The group’s bible is Inside Oscar by Mason Wiley and Damien Bona, two lifers at the IRAs until their untimely deaths. The book is a dishy, bitchy and impeccably reported look at the Academy Awards, covering each year’s awards season from the highs of great films being made to the lows of the campaigns and climaxing with a merciless depiction of each year’s Big Night. Their shared masterpiece captures perfectly that IRA combination of stan love for movies and movie stars with a rigorous appreciation for getting the facts right and a deep, scholarly knowledge of film history.
Somewhere along the way, The New Yorker modestly profiled the IRA awards, so it’s officially an institution. The IRAs survived deaths and marriages and work and the pandemic and continues to chug along. Former IRA members either showed films at Cannes, reviewed films at Cannes or promoted films at Cannes. They’ve been top editors at influential movie magazines, written acclaimed books on cinema (and Judaism and Native American issues and much more), they’ve taught and studied and always, every year, around February or March or this year’s later than ever April ceremony, they’ve gathered and kvetched and debated until the wee hours of the morning over Best Cinematography and the like. Here’s the list of winners.

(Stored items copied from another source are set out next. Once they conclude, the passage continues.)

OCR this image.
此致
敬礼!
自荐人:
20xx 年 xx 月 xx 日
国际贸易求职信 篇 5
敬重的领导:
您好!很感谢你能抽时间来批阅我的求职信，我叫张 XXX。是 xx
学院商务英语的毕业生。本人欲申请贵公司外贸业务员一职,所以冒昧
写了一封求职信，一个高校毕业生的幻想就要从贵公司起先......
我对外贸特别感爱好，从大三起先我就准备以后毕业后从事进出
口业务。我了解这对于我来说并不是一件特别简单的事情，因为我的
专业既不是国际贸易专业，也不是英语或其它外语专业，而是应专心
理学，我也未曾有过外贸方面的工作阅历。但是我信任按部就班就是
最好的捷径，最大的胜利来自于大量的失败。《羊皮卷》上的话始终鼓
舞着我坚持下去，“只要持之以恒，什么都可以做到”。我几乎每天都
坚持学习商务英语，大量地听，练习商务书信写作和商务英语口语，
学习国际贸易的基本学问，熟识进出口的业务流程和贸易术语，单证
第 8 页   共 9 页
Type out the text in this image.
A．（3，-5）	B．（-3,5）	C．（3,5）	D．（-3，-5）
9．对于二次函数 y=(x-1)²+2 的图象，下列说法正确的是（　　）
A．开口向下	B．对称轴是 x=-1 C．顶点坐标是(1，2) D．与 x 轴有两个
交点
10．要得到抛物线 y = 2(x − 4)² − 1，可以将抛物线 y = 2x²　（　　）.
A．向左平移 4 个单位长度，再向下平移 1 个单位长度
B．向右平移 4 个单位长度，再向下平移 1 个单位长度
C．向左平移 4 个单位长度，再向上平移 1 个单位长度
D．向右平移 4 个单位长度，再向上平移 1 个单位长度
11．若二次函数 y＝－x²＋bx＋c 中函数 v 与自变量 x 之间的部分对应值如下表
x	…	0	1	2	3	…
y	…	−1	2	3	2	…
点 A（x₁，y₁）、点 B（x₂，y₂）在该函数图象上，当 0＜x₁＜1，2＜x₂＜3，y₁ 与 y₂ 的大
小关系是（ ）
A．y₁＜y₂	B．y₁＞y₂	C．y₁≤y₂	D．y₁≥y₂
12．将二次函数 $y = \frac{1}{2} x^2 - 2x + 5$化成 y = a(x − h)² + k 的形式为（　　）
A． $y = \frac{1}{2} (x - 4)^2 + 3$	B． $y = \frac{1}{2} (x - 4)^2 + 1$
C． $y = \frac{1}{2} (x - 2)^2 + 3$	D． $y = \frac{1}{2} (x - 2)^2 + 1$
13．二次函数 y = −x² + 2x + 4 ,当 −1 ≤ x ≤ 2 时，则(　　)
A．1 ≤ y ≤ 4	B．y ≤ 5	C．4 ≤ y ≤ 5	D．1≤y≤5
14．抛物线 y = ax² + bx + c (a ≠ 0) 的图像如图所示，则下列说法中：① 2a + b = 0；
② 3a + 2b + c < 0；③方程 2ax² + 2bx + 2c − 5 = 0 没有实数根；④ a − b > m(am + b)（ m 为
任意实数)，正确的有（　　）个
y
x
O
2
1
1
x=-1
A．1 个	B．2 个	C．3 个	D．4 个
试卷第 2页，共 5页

Best Picture: Kajillionaire
Best Director: Miranda July for Kajillionaire
Best Actor: Bartosz Bielenia for Corpus Christi
Best Actress: Kate Winslet for Ammonite
Best Supporting Actor: Glynn Turman for Ma Rainey’s Black Bottom
Best Supporting Actress: Robyn Nevin for Relic
Best Nonfiction Film: Dick Johnson Is Dead and My Octopus Teacher (tie)
Best Screenplay: Miranda July for Kajillionaire
Best Cinematography: Benjamin Kracun for Beats and Monsoon and Promising Young Woman
Best Production Design: Mayne Berke for Sylvie’s Love and Sergey Ovanov for Beanpole (tie)
Best Score/Use Of Music: Volker Bertelmann and Dustin O’Halloran for Ammonite
Best Editing: Andrew Patterson for The Vast Of Night
Best Costumes: Michael O’Connor for Ammonite
Sominex Award (The Movie That Put Us To Sleep): Tenet
Dramamine Award (The Movie That Made Us Sick): Mank
Mechanical Actress: Elizabeth Moss for The Invisible Man and Shirley
Mechanical Actor: James Corden for The Prom
Hang around long enough and people invariably try to say something nice about you. Look at Prince Philip! The IRAs are no exception. Like Philip, the IRAs are way too white, way too old and way too male. On the bright side, for a technically non-gay group it has a strong array of orientations, from gay to straight to undecided to undeclared. If Philip Roth’s novels are better than Philip Roth the man, the IRAs will gladly concede their taste in movies is better than they are. They’re generally miserable, misanthropic bastards and they know it.
Maybe that’s why they care about films so much in the first place. Watch the best movies and you can dream about being funnier, braver, better looking, smarter, kinder and more compassionate. You can face up to a darker world and imagine a brighter one. It might only last until the lights come up, but it’s a start.